Australian politician

Scott James Barrett is an Australian politician. He was appointed to the New South Wales Legislative Council on 24 February 2022 to fill the casual vacancy caused by the resignation of Trevor Khan. He is a member of the National Party.

==Early life and career==
Barrett was born and raised in the Central West region, and attended Sydney Church of England Grammar School. He then attended Hawkesbury Agricultural College where he completed a Bachelor Systems Agriculture and served as President of the Hawkesbury Student Union.

Barrett then worked as a presenter and reporter with ABC Radio in north-west Queensland and then served as a media adviser for federal Katter's Australia Party MP Bob Katter between 2008 and 2010. He then joined the National Party and worked as a party campaign manager in the Division of Hunter at the 2013 federal election, and as a regional co-ordinator for the party in 2014. He then worked as a policy adviser for the Baird government.

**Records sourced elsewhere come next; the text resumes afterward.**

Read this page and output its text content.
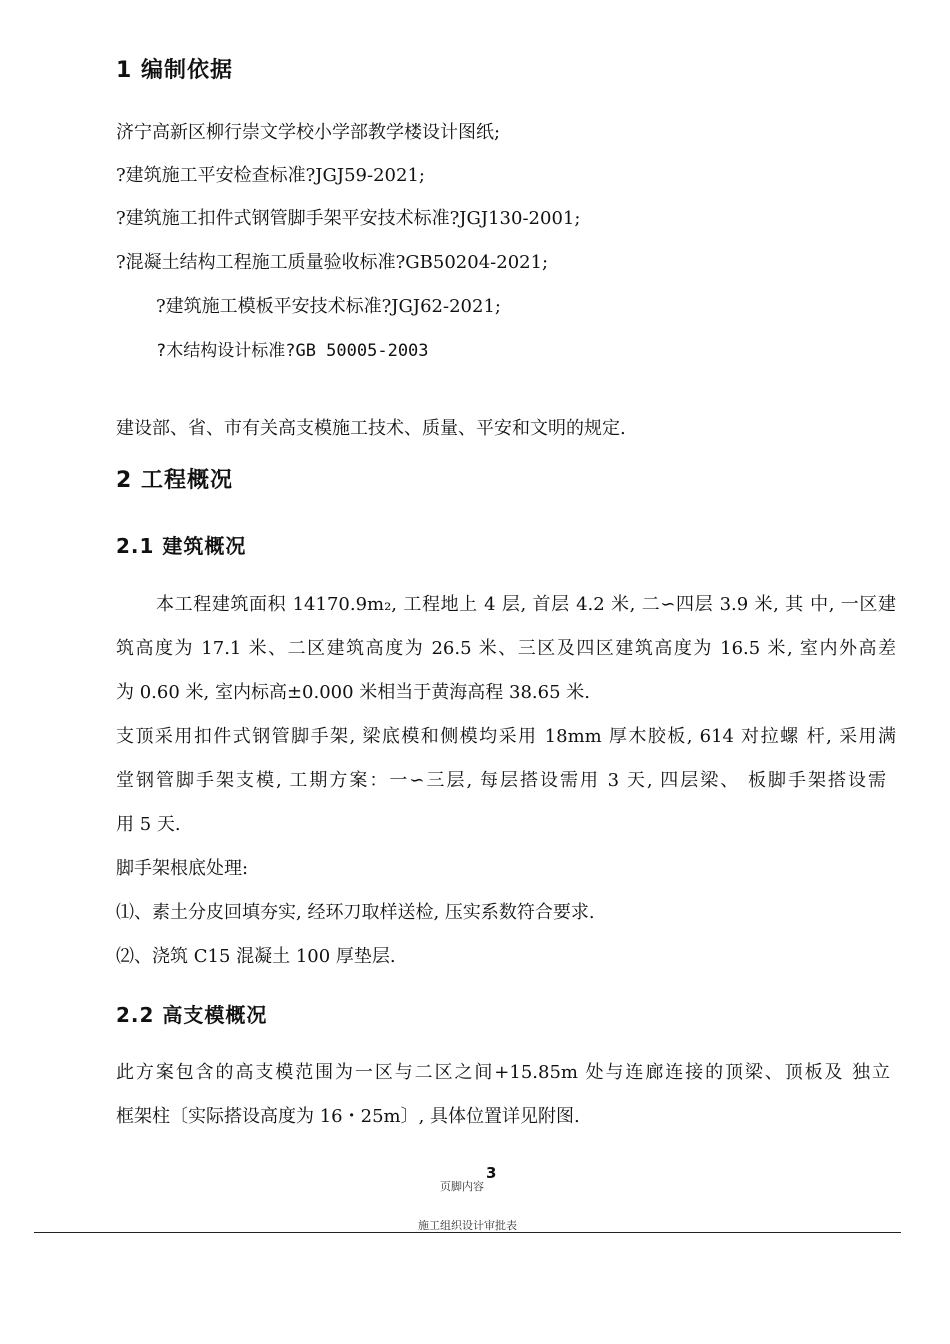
1 编制依据
济宁高新区柳行崇文学校小学部教学楼设计图纸;
?建筑施工平安检查标准?JGJ59-2021;
?建筑施工扣件式钢管脚手架平安技术标准?JGJ130-2001;
?混凝土结构工程施工质量验收标准?GB50204-2021;
?建筑施工模板平安技术标准?JGJ62-2021;
?木结构设计标准?GB 50005-2003
建设部、省、市有关高支模施工技术、质量、平安和文明的规定.
2 工程概况
2.1 建筑概况
本工程建筑面积 14170.9m₂, 工程地上 4 层, 首层 4.2 米, 二∽四层 3.9 米, 其 中, 一区建
筑高度为 17.1 米、二区建筑高度为 26.5 米、三区及四区建筑高度为 16.5 米, 室内外高差
为 0.60 米, 室内标高±0.000 米相当于黄海高程 38.65 米.
支顶采用扣件式钢管脚手架, 梁底模和侧模均采用 18mm 厚木胶板, 614 对拉螺 杆, 采用满
堂钢管脚手架支模, 工期方案：一∽三层, 每层搭设需用 3 天, 四层梁、 板脚手架搭设需
用 5 天.
脚手架根底处理:
⑴、素土分皮回填夯实, 经环刀取样送检, 压实系数符合要求.
⑵、浇筑 C15 混凝土 100 厚垫层.
2.2 高支模概况
此方案包含的高支模范围为一区与二区之间+15.85m 处与连廊连接的顶梁、顶板及 独立
框架柱〔实际搭设高度为 16・25m〕, 具体位置详见附图.
3
页脚内容
施工组织设计审批表
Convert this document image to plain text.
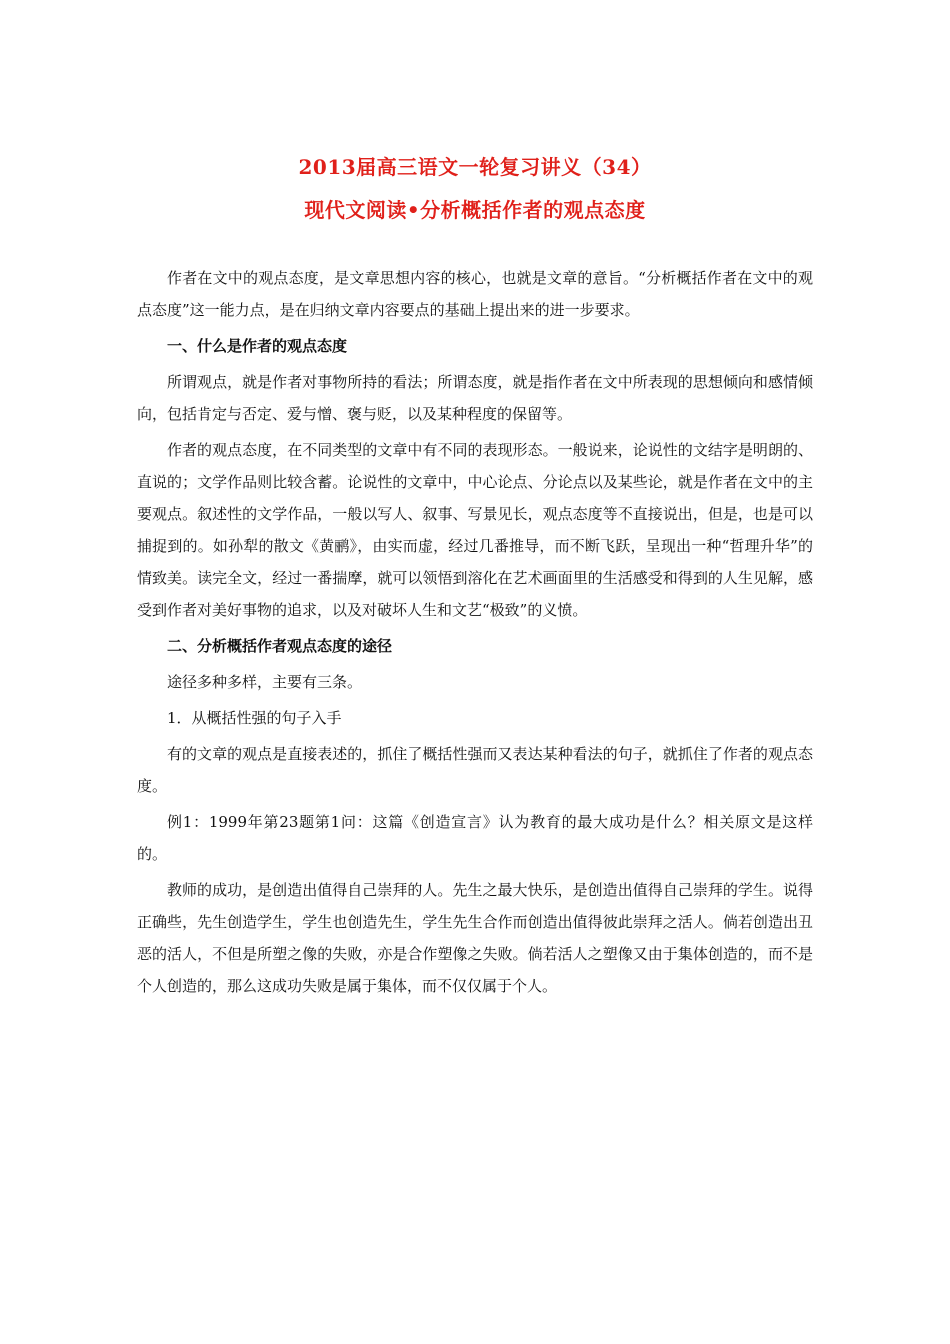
2013届高三语文一轮复习讲义（34）
现代文阅读•分析概括作者的观点态度

作者在文中的观点态度，是文章思想内容的核心，也就是文章的意旨。“分析概括作者在文中的观点态度”这一能力点，是在归纳文章内容要点的基础上提出来的进一步要求。

一、什么是作者的观点态度

所谓观点，就是作者对事物所持的看法；所谓态度，就是指作者在文中所表现的思想倾向和感情倾向，包括肯定与否定、爱与憎、褒与贬，以及某种程度的保留等。

作者的观点态度，在不同类型的文章中有不同的表现形态。一般说来，论说性的文结字是明朗的、直说的；文学作品则比较含蓄。论说性的文章中，中心论点、分论点以及某些论，就是作者在文中的主要观点。叙述性的文学作品，一般以写人、叙事、写景见长，观点态度等不直接说出，但是，也是可以捕捉到的。如孙犁的散文《黄鹂》，由实而虚，经过几番推导，而不断飞跃，呈现出一种“哲理升华”的情致美。读完全文，经过一番揣摩，就可以领悟到溶化在艺术画面里的生活感受和得到的人生见解，感受到作者对美好事物的追求，以及对破坏人生和文艺“极致”的义愤。

二、分析概括作者观点态度的途径

途径多种多样，主要有三条。

1．从概括性强的句子入手

有的文章的观点是直接表述的，抓住了概括性强而又表达某种看法的句子，就抓住了作者的观点态度。

例1：1999年第23题第1问：这篇《创造宣言》认为教育的最大成功是什么？相关原文是这样的。

教师的成功，是创造出值得自己崇拜的人。先生之最大快乐，是创造出值得自己崇拜的学生。说得正确些，先生创造学生，学生也创造先生，学生先生合作而创造出值得彼此崇拜之活人。倘若创造出丑恶的活人，不但是所塑之像的失败，亦是合作塑像之失败。倘若活人之塑像又由于集体创造的，而不是个人创造的，那么这成功失败是属于集体，而不仅仅属于个人。
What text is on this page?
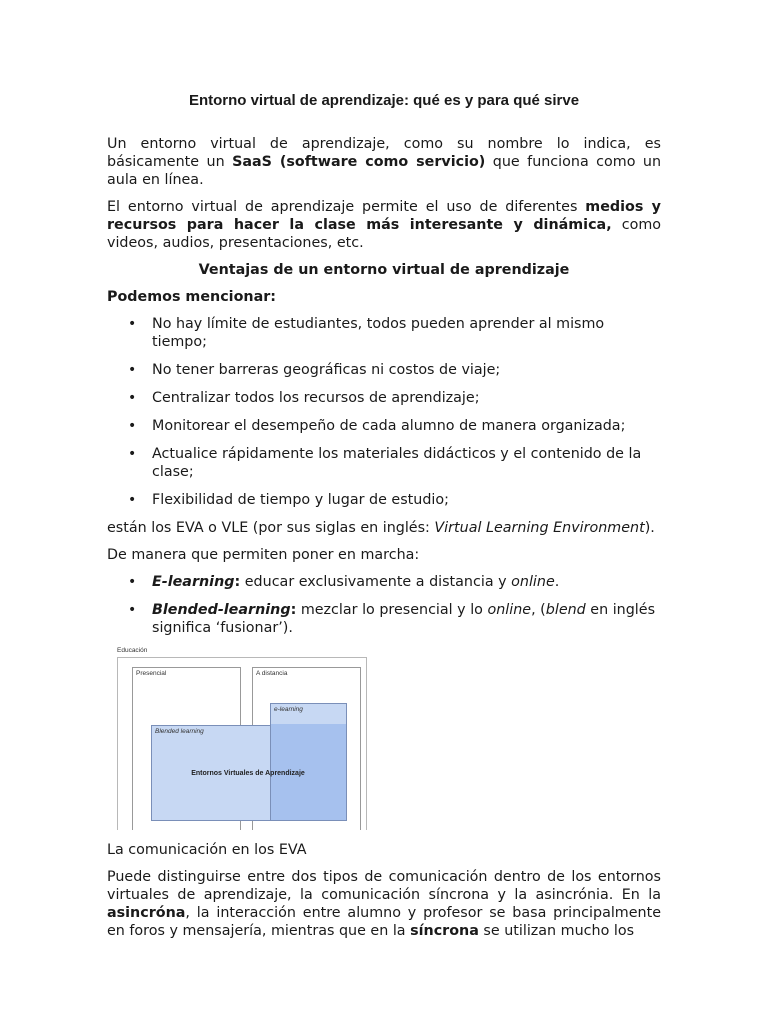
Entorno virtual de aprendizaje: qué es y para qué sirve

Un entorno virtual de aprendizaje, como su nombre lo indica, es básicamente un SaaS (software como servicio) que funciona como un aula en línea.

El entorno virtual de aprendizaje permite el uso de diferentes medios y recursos para hacer la clase más interesante y dinámica, como videos, audios, presentaciones, etc.

Ventajas de un entorno virtual de aprendizaje
Podemos mencionar:
• No hay límite de estudiantes, todos pueden aprender al mismo tiempo;
• No tener barreras geográficas ni costos de viaje;
• Centralizar todos los recursos de aprendizaje;
• Monitorear el desempeño de cada alumno de manera organizada;
• Actualice rápidamente los materiales didácticos y el contenido de la clase;
• Flexibilidad de tiempo y lugar de estudio;

están los EVA o VLE (por sus siglas en inglés: Virtual Learning Environment).

De manera que permiten poner en marcha:

• E-learning: educar exclusivamente a distancia y online.
• Blended-learning: mezclar lo presencial y lo online, (blend en inglés significa ‘fusionar’).
Educación
Presencial	A distancia
e-learning
Blended learning
Entornos Virtuales de Aprendizaje

La comunicación en los EVA

Puede distinguirse entre dos tipos de comunicación dentro de los entornos virtuales de aprendizaje, la comunicación síncrona y la asincrónia. En la asincróna, la interacción entre alumno y profesor se basa principalmente en foros y mensajería, mientras que en la síncrona se utilizan mucho los
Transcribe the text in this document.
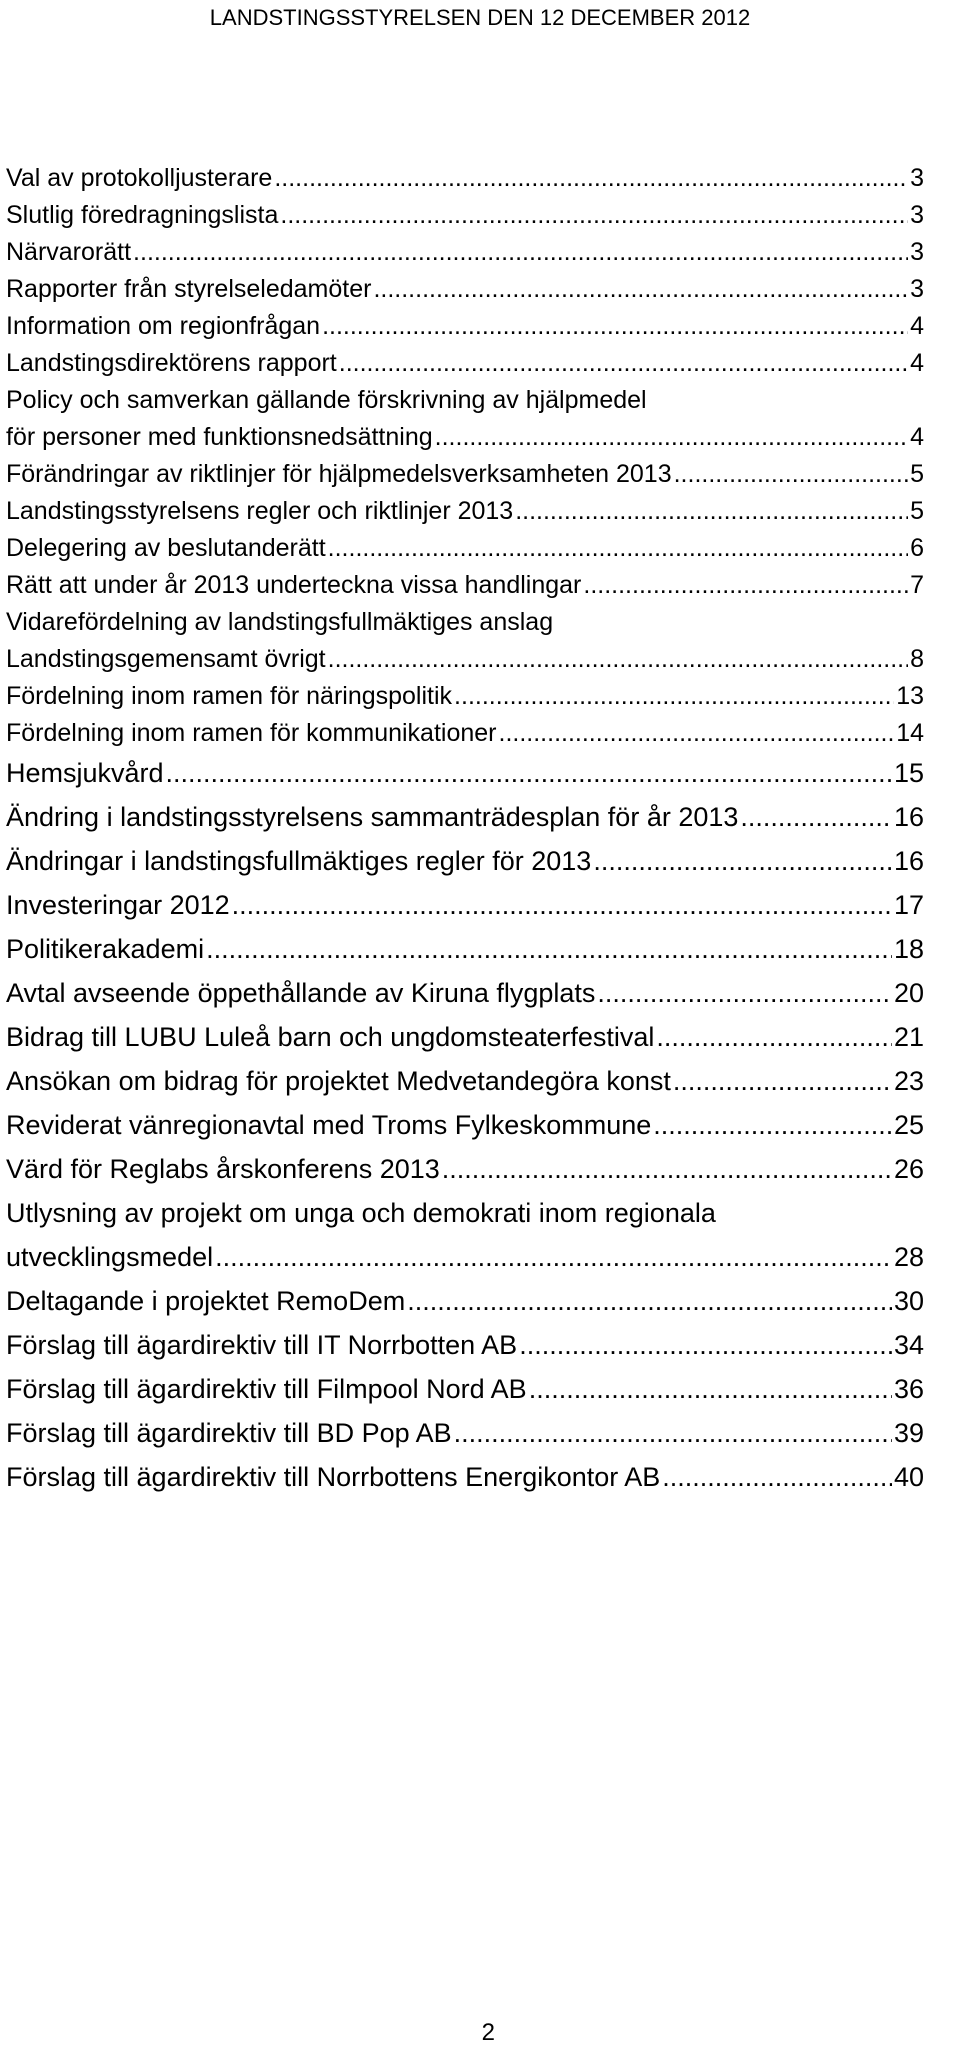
LANDSTINGSSTYRELSEN DEN 12 DECEMBER 2012
Val av protokolljusterare .....	3
Slutlig föredragningslista .....	3
Närvarorätt .....	3
Rapporter från styrelseledamöter .....	3
Information om regionfrågan .....	4
Landstingsdirektörens rapport .....	4
Policy och samverkan gällande förskrivning av hjälpmedel
för personer med funktionsnedsättning .....	4
Förändringar av riktlinjer för hjälpmedelsverksamheten 2013 .....	5
Landstingsstyrelsens regler och riktlinjer 2013 .....	5
Delegering av beslutanderätt .....	6
Rätt att under år 2013 underteckna vissa handlingar .....	7
Vidarefördelning av landstingsfullmäktiges anslag
Landstingsgemensamt övrigt .....	8
Fördelning inom ramen för näringspolitik .....	13
Fördelning inom ramen för kommunikationer .....	14
Hemsjukvård .....	15
Ändring i landstingsstyrelsens sammanträdesplan för år 2013 .....	16
Ändringar i landstingsfullmäktiges regler för 2013 .....	16
Investeringar 2012 .....	17
Politikerakademi .....	18
Avtal avseende öppethållande av Kiruna flygplats .....	20
Bidrag till LUBU Luleå barn och ungdomsteaterfestival .....	21
Ansökan om bidrag för projektet Medvetandegöra konst .....	23
Reviderat vänregionavtal med Troms Fylkeskommune .....	25
Värd för Reglabs årskonferens 2013 .....	26
Utlysning av projekt om unga och demokrati inom regionala
utvecklingsmedel .....	28
Deltagande i projektet RemoDem .....	30
Förslag till ägardirektiv till IT Norrbotten AB .....	34
Förslag till ägardirektiv till Filmpool Nord AB .....	36
Förslag till ägardirektiv till BD Pop AB .....	39
Förslag till ägardirektiv till Norrbottens Energikontor AB .....	40
2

Barrett was also a charity manager and had worked overseas for charities. He was the NSW state manager for charity group GIVIT, which provided drought, flood and bushfire relief.

==Political career==
Barrett ran for the National Party in the Orange by-election in 2016 but was not elected.

Following the resignation of Trevor Khan in January 2022, Barrett was selected by the National Party to fill the casual vacancy caused by Khan's resignation. He was appointed by a joint sitting of the New South Wales parliament on 24 February 2022. In March 2022, Barrett was appointed as Deputy Government Whip in the Legislative Council, serving in the role until his defeat at the 2023 election.

In September 2024 Barrett was appointed to the Legislative Council to fill the casual vacancy left by Bronnie Taylor.